Trump’s performance in Arizona on Saturday night—his first rally in months and his much-hyped chance to respond to the one-year anniversary of the Jan. 6 Capitol riot—was neither shocking nor terribly newsworthy.
It didn’t even merit a mention on The Washington Post’s homepage Sunday morning. The New York Times only used Trump’s speech as a peg to write a broader story under the headline: “Trump Rally Underscores G.O.P. Tension Over How to Win in 2022.”
A few years ago, Trump rallies spawned breathless coverage and drove multiple news cycles. But The Times’ story isn’t even about the rally, and their mentioning it is mostly perfunctory.
To keep readers’ attention, The Times spotlighted a cast of supporting characters, such as Kari Lake, a Trump-endorsed candidate for Arizona governor who used to be a local news anchor. The photo of her in The Times shows her wearing some sort of cape, which I think we can all find mysterious. No wonder they used her.
TV sitcom showrunners sometimes react to declining ratings by introducing a “Cousin Oliver”—which, quite often, is a cute kid whose smart-alecky sass is meant to liven up a tired atmosphere. Sometimes it works, sometimes it’s evidence a show has simply “jumped the shark.” But Trump’s never been an ensemble cast type of personality. He’s the whole show, and the surrounding players are as replaceable and ephemeral as Spinal Tap’s exploding drummers.
The Arizona rally may have been the unofficial kickoff of his 2024 campaign.
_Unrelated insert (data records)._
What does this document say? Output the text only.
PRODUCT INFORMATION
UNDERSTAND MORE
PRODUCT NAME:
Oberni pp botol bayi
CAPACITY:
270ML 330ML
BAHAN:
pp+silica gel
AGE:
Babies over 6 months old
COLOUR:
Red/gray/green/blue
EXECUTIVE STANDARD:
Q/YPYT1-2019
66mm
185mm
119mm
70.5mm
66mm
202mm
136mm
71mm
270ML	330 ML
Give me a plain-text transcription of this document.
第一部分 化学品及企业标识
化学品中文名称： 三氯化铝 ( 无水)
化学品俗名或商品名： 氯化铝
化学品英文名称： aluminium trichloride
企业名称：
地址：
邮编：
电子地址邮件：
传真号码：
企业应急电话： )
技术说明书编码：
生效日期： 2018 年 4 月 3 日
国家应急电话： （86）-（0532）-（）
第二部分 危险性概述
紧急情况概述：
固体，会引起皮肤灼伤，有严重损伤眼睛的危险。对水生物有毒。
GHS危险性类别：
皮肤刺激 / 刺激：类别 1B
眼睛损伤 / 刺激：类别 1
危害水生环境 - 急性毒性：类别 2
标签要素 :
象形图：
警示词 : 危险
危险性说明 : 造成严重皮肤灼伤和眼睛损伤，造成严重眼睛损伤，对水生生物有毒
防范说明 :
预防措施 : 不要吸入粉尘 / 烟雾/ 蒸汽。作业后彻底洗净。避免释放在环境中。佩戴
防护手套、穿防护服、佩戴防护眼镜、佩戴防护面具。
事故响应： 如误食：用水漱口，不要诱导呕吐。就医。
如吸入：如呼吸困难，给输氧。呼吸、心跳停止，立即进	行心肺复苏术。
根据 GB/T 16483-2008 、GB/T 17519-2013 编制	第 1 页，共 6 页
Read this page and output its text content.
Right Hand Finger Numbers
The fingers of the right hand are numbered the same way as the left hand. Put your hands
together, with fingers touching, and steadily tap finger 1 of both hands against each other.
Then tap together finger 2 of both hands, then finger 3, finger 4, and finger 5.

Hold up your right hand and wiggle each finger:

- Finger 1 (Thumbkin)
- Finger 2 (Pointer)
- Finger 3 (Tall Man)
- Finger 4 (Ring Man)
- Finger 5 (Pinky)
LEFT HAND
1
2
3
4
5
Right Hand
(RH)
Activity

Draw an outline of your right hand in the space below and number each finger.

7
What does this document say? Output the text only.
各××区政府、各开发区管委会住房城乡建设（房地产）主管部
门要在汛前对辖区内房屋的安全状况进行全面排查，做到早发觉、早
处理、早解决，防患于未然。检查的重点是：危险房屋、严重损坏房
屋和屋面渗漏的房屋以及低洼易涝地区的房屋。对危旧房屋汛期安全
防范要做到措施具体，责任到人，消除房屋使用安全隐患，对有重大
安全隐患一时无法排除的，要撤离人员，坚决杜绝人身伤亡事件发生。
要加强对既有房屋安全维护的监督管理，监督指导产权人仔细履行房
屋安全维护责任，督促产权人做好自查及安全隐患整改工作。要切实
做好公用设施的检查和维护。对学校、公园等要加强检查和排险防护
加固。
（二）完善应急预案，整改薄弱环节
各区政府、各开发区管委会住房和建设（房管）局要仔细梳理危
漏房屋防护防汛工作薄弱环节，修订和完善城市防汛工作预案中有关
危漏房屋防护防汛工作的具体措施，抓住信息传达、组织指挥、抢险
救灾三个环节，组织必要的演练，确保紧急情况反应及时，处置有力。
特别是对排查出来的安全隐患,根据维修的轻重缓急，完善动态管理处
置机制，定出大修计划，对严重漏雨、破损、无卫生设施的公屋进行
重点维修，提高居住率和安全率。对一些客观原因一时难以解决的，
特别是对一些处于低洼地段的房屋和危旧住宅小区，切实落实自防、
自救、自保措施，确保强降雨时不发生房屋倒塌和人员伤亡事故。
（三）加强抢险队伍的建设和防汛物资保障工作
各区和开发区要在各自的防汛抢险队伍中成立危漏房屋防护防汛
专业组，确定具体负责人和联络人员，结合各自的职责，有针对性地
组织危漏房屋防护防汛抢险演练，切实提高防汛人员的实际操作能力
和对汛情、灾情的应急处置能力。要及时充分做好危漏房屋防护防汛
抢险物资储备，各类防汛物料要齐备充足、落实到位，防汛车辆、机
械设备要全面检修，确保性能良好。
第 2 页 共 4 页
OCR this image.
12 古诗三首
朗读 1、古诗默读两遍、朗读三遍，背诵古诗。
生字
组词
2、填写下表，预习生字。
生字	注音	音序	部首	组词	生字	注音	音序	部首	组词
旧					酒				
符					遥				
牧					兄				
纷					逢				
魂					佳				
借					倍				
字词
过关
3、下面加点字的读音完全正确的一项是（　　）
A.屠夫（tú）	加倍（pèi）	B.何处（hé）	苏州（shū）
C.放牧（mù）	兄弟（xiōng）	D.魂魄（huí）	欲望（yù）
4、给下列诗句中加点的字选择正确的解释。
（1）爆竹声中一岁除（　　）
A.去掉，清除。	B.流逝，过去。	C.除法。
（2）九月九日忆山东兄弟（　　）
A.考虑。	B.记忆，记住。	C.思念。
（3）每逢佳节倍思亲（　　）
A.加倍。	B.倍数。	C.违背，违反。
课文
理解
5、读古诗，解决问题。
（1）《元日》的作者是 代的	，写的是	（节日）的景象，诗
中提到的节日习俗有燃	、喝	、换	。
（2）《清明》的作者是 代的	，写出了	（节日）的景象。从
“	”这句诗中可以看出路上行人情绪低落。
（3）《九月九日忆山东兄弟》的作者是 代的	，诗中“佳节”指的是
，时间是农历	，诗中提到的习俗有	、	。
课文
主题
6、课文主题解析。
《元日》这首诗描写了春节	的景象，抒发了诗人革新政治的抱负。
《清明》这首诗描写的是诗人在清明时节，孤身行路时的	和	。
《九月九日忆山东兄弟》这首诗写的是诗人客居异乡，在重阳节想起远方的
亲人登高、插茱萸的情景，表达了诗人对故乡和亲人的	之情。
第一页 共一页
But this time around, Trump will have to work harder to break through—and not just because the media is less likely to give him ample air time free of charge.
Call it the Andrew Dice Clay conundrum: If your entire schtick is based on shock value, eventually the audience grows inured, and the lack of substance becomes embarrassingly plain.
Trump made assertions in Arizona Saturday night that might once have garnered buzz (on Sunday morning, at least). But they’re getting little play. In its writeup of the rally, Politico said Trump “issued a blistering response to Democrats” and that he “opened his speech by falsely claiming ‘proof’ that the 2020 election was ‘rigged.’” A more telling fact is that this “blistering response” was not deemed worthy enough to be the site’s lead story. What might have spawned outrage and wagging tongues a few years prior now elicits a collective chorus of yawns.
Here’s the thing about moving the Overton Window: The process of shifting standards and assumptions matters greatly at the societal level. It’s bad when news consumers become desensitized to a former president erroneously claiming an election was stolen. It also cannibalizes one of Trump’s greatest assets: his ability to shock and awe. His shtick is tired, and that can often equate to a professional death sentence.
Trump’s rock-concert rallies provide enough of his greatest hits for the fans and groupies who actually attend them. But for performers to remain relevant, they require new material. And politics is more stand-up comedy than rock and roll.
The Rolling Stones can play their more-current hits a million times, yet we will still keep clamoring for “Sympathy For The Devil.” But can you imagine Chris Rock getting an HBO special and doing 2016 material? The same goes for Trump. Nobody wants to hear a political retread who rehashes his same tired conspiracy theories ad nauseam.
Trump seems like the sort of man who could appreciate the temporal, consumerist, and disposable culture of modernity. We fetishize what is new and what is next. Yet, Trump’s obsession with relitigating an election that is now two calendar years past runs contrary to this modern American tendency. In this regard, his ego trumps his marketing savvy.
To be sure, Trump also benefits from the (bogus) sense he was wronged. But it’s hard to see how such a backward-looking 75-year-old man can remain in the vanguard. On Saturday night, Trump wasn’t just stuck in 2020—he was also stuck in the 20th century. There were numerous references to communism (more so than usual), including a reference to the Jan. 6 Commission’s witness interviews, which he compared to Stalinist show trials.
You might forgive Trump for such fanciful attacks on Nancy Pelosi and Congressional Democrats, since his criticism of Joe Biden isn’t terribly effective. Trump isn’t skilled at prosecuting a substantive policy critique, and, despite Biden’s low approval ratings, it’s really hard to get too worked up about him (the best Trump could do was mock him for seeming dazed and confused). All this is to say, the new material didn’t kill on Saturday night.
The theme was “Make America Great Again… Again.” Even Trump’s apparel hinted at the likely sequel. He donned a red “Make America Great Again” hat that partially obscured his eyes most of the night, but it wasn’t the iconic version from the 2016 election. He was attempting to have it both ways by playing his “greatest hits” and floating some new material. But does lightning ever really strike twice? For every Godfather II success there are dozens of Ghostbusters II failures.
We’d be fools to count Trump out entirely. If anyone in American lore is capable of a third act, it’s him. But he needs new material, and fast, because if his Arizona rally shows anything, it’s that the old routine just doesn’t land anymore.